4.14.2017

Why I'm a teacher

I feel like my life revolves around teaching and my students right now but I haven't really been posting about it. The first few months were so hard and I regularly cried in my car (everyone is so horrified when I say this but my friends who are teachers usually reply with "Yuppppp that's pretty accurate), so I guess that's why I didn't rush to post it on my blog. But my hope for this blog is to share both the good and also challenging parts about teaching and my life in general. 
Sometimes I am overwhelmed with the importance of teaching and there are some days when I feel good about it and some days where I feel like I can barely keep up / I feel like I'm barely keeping my head above water / I go and cry in my car. I teach English Language Learners and most of my students speak Spanish, Arabic, and Portuguese (although there are a few more languages sprinkled in here). I take different groups of kindergarteners through fourth graders and I see them for either 45 minutes and day or 1.5 hours a day (on some days this seems like a loooooooong time). 
I can easily say that this job is the most challenging and rewarding thing I've ever done in my entire life (I know I can be dramatic but this is the TRUTH). 
“Ms. Wernig, are you going to stay here for a long time?” I smile and respond, “For a long time? Probably!” They have seen their previous ESL teachers come and go. Some have been transferred to other schools or have left for other districts. In the past few years, they often stay for only a year or a few months because of maternity leave. When my students ask me, “Will you stay with us?” it breaks my heart because I know they don’t have many adults that stay for long in their lives. Coming from different countries and often broken homes, my students tell me they left Brazil with their mother to flee their father. My second grader tells me that he lives with his grandmother while his parents are still in Guatemala. My first grader tells me that she is excited to have dinner with her mother this one night of the week, but when I ask about it the next day, she sighs and says it didn’t happen.

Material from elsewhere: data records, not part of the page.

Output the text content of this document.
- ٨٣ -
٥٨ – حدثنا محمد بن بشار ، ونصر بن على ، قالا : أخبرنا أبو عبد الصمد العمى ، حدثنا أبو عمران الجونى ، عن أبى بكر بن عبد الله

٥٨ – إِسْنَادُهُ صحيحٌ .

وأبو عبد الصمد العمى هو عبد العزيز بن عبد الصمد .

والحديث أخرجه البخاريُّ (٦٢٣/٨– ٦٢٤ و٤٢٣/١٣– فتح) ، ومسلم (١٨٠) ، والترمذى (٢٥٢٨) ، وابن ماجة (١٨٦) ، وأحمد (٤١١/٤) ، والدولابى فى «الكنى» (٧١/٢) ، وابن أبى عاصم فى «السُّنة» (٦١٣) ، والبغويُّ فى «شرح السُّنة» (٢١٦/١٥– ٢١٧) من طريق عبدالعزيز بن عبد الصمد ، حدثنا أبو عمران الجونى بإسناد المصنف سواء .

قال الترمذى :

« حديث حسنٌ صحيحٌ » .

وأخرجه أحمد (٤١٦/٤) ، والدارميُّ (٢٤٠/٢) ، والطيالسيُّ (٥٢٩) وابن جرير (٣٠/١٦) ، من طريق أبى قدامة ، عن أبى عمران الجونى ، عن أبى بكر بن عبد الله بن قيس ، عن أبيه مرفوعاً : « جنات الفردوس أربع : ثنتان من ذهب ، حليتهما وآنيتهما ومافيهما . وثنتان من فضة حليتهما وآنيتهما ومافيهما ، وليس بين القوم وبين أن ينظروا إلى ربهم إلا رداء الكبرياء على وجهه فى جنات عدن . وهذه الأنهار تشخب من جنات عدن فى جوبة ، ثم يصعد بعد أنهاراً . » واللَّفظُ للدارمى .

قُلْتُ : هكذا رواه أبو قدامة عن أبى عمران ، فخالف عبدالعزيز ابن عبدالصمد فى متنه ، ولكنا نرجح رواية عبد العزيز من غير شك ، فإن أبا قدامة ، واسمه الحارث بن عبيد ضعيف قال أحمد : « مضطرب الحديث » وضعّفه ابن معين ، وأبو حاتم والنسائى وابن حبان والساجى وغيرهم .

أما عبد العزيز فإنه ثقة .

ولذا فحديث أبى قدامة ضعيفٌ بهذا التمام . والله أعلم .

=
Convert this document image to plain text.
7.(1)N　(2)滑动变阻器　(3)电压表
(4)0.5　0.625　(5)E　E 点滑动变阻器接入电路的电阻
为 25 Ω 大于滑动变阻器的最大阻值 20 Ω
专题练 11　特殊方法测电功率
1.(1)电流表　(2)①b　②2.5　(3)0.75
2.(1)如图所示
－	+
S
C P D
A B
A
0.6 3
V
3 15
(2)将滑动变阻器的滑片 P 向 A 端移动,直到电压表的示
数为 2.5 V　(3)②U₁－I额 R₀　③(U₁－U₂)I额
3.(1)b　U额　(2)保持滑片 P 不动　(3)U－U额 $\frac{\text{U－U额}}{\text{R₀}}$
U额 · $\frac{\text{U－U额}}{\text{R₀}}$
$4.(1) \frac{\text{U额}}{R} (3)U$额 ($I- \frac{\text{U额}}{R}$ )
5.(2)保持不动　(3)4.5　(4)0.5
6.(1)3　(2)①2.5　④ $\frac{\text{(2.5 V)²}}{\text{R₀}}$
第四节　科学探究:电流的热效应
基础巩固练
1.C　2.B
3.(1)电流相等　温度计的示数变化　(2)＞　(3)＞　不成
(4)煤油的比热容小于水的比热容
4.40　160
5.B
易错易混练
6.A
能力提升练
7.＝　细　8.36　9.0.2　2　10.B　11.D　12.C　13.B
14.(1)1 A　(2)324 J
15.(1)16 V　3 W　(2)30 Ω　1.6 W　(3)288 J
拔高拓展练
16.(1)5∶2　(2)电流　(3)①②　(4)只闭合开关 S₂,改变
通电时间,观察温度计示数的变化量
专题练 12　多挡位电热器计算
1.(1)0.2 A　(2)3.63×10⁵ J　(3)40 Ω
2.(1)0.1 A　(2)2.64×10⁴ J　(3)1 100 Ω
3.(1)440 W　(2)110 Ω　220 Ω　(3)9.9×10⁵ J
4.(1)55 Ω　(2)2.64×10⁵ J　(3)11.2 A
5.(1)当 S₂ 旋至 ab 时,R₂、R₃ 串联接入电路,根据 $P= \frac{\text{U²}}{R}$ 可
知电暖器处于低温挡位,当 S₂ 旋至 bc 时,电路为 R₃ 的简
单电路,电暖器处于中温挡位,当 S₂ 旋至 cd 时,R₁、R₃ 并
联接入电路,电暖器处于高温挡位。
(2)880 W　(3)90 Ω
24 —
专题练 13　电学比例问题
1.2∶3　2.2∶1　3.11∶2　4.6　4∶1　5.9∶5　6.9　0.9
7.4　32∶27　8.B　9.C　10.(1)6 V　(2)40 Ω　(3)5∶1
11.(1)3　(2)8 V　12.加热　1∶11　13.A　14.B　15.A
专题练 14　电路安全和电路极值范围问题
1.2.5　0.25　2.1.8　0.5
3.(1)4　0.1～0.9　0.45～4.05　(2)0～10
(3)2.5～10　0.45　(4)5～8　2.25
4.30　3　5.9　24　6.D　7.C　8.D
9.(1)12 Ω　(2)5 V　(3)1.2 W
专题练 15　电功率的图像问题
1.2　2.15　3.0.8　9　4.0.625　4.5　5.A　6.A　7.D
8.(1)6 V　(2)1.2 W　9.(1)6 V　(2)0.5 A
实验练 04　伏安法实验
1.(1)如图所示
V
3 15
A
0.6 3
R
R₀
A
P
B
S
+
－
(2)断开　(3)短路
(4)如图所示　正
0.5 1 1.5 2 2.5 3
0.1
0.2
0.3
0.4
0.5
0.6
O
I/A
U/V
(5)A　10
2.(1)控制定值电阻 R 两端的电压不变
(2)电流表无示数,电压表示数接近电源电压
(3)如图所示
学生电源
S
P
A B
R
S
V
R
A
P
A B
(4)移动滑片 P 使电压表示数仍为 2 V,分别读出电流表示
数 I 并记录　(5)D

When I consider how I’ll make a difference in the lives of my students, I immediately think about how I will give them the tools to communicate during their lives here. I think about how words – spoken and written – are some of the most powerful tools that we have in this world. As a lover of literature and writing, I can’t wait to teach them new vocabulary and read them stories. 

But when I walked into my first classroom for student teaching, I didn’t realize that my students from uprooted families and broken homes would need so much more from me than a few good stories and vocabulary tests. I was prepared so well my great professors and mentors, but I wasn’t ready for my students’ absolute reliance on me to show up for them every single day. When I’m out sick for a day, I can expect their outrage when I show up the next day: “You didn’t come get me yesterday! Where were you?” They cross their little arms and pretend to be offended until I assure them that I really just had a cold and I’m back for good. I am reminded of how much trust they put in me as their teacher and sometimes I feel overwhelmed by the amount of trust and dependence they have in me. 

I want to make a difference in the lives of these students by being the kind of person that my students need most: someone who can show up every day and love them while giving them the words they need to be communicate and be strong in this world. Even if I never know the influence that I have on my students, I can hope to have this impact on them during my time as their teacher.